Der Fall wäre der Rede also nicht wert - gäbe es nicht ihn, das Achte Wunder der Welt, King "Kong" Türck, die aktuell grauenhafteste und vorlauteste Figur, die das Fernsehen an die Front geschickt hat, um, mit Georg Seeßlen zu reden, den "letzten mythischen Widerspruch im Bürgerleben, den zwischen dem Privaten und dem Öffentlichen" aufzuheben. Wer je im Fernsehen aus seinem Intimleben geplaudert hat, der wird nie wieder eines haben; und je mehr Sendungen um Exhibitionisten buhlen, desto mehr Exhibitionisten wird es geben. Längst haben die Chat-Shows größere Probleme, die Plätze fürs Studiopublikum als die Verhörmöbel auf der Bühne zu besetzen; von einer der neueren Schnatterschauen wird kolportiert, man engagiere regelmäßig junge Models und plaziere sie

in den Rängen, um nicht immer auf immer die gleichen Rentnerköpfe zwischenschneiden zu müssen.

So gering die formalen Differenzen der mittlerweile neun deutschen Daily-Talks sind, so notwendig ist es für sie, sich durch die jeweilige Maske des Moderators von der Konkurrenz abzuheben. Die Sendung trägt seinen Namen, er heißt wie die Sendung, und diese totale Identifikation von Produkt und Produzent macht nur vor, womit wir uns gefälligst abzufinden haben: Daß Identität allein denen vorbehalten ist, die sich offensiv und ohne neurotische Konsequenz als Ware vermarkten - daß Individualität überhaupt nur mehr im Fernsehen zu haben ist.
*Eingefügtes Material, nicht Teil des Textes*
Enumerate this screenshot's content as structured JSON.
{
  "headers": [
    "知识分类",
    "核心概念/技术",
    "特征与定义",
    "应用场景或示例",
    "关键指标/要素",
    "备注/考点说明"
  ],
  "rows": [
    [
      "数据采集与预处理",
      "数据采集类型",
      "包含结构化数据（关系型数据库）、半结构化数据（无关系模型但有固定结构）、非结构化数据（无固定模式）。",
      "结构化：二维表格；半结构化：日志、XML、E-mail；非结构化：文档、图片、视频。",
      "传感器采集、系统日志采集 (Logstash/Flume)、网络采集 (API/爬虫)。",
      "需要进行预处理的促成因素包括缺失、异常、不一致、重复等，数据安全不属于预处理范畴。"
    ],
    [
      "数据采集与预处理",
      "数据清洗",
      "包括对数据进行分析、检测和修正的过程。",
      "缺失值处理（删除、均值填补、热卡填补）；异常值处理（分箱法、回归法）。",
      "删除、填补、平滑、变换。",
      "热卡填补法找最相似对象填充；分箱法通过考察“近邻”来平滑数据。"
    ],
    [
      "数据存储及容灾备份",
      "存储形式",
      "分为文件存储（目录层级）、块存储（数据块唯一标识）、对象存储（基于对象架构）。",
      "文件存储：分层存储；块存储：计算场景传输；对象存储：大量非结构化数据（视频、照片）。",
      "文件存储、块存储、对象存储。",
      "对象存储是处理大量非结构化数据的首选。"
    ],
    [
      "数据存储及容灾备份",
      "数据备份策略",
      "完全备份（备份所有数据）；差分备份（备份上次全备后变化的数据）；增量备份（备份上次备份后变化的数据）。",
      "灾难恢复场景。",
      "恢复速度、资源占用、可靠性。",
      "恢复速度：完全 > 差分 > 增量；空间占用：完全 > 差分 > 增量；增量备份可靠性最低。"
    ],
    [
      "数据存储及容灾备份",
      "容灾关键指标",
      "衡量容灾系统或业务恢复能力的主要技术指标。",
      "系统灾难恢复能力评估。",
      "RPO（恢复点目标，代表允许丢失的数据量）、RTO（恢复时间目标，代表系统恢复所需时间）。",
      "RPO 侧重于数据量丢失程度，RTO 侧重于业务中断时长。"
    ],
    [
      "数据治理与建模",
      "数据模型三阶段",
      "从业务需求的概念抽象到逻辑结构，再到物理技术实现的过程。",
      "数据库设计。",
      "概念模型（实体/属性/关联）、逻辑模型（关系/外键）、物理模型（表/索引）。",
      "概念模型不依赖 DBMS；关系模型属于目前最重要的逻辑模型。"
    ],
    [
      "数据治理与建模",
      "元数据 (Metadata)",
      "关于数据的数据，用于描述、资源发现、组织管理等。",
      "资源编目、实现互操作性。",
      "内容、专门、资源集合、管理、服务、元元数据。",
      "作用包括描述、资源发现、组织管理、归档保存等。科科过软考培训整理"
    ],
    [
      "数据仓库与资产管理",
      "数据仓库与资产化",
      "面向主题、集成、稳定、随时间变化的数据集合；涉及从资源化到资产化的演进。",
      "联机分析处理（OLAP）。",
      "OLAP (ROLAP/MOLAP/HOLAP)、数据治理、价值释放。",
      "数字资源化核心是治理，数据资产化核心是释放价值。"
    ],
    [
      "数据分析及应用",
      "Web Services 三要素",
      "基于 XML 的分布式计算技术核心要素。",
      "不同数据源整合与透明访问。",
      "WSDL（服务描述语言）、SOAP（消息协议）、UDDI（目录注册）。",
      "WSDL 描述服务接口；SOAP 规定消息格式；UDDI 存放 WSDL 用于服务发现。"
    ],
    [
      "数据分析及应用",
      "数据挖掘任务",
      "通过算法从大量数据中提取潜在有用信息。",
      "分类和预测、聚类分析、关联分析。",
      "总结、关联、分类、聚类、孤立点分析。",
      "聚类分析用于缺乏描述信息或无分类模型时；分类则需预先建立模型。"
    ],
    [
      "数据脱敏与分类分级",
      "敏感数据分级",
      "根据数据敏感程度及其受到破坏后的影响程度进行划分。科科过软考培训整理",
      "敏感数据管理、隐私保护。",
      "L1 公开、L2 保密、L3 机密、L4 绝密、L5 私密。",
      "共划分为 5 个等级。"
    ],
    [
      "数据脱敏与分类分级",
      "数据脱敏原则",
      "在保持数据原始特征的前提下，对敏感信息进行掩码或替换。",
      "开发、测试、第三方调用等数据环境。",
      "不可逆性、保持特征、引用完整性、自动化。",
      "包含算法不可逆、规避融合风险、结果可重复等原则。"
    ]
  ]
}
Wer nicht allabendlich "Mein Name ist Barbara Eligmann" in eine Kamera sagen darf, den gibt es als Einzelanfertigung nicht. Ein unlösbares Problem stellt freilich dar, daß die elektronische Persönlichkeit auch bloß virtuell und somit jederzeit austauschbar ist.

Seit Margarethe Schreinemakers vom Bildschirm verjagt wurde, existiert sie nicht mal mehr auf der Seite für "Vermischtes". Bei den älteren Hasen der Branche, die jeden Tag mit dem Tod durch die Quote rechnen müssen, kann man regelmäßig Anflüge von Panik wittern - "Jeopardy" von Frank Elstner oder die jüngsten Gastauftritte der geflopten Ulla Kock am Brink sind Akte der reinen Verzweiflung.

Die Halbwertzeit von Moderatoren hat sich seit Einführung des kommerziellen Fernsehens rapide verkürzt. Davon wollen die Nachwuchszombies natürlich nichts wissen; und diese "Unbefangenheit" beutet das Fernsehen nach Kräften aus. Andreas Türck betreute das Remake von "Dalli, Dalli!" und war damit qualifiziert für seine neue Aufgabe. Er kann nicht zuhören, er interessiert sich einen Scheiß für "irgendsoein armes Schwein" ("Heat"), das ihm die Redakteure aufs Podium geschleift haben und das nun vor Angst und Scham vergeht, und er prunkt mit einer Lebensweisheit, die noch auf der Beratungsseite der Funk Uhr muffig röche. Kurz, er ist prädestiniert für den Job: "Anteil nehmen", teilt die Homepage mit, "Stellung beziehen, ausgleichen und schlichten - diese Eigenschaften haben sich bei Andreas Türck schon im Kindesalter gezeigt".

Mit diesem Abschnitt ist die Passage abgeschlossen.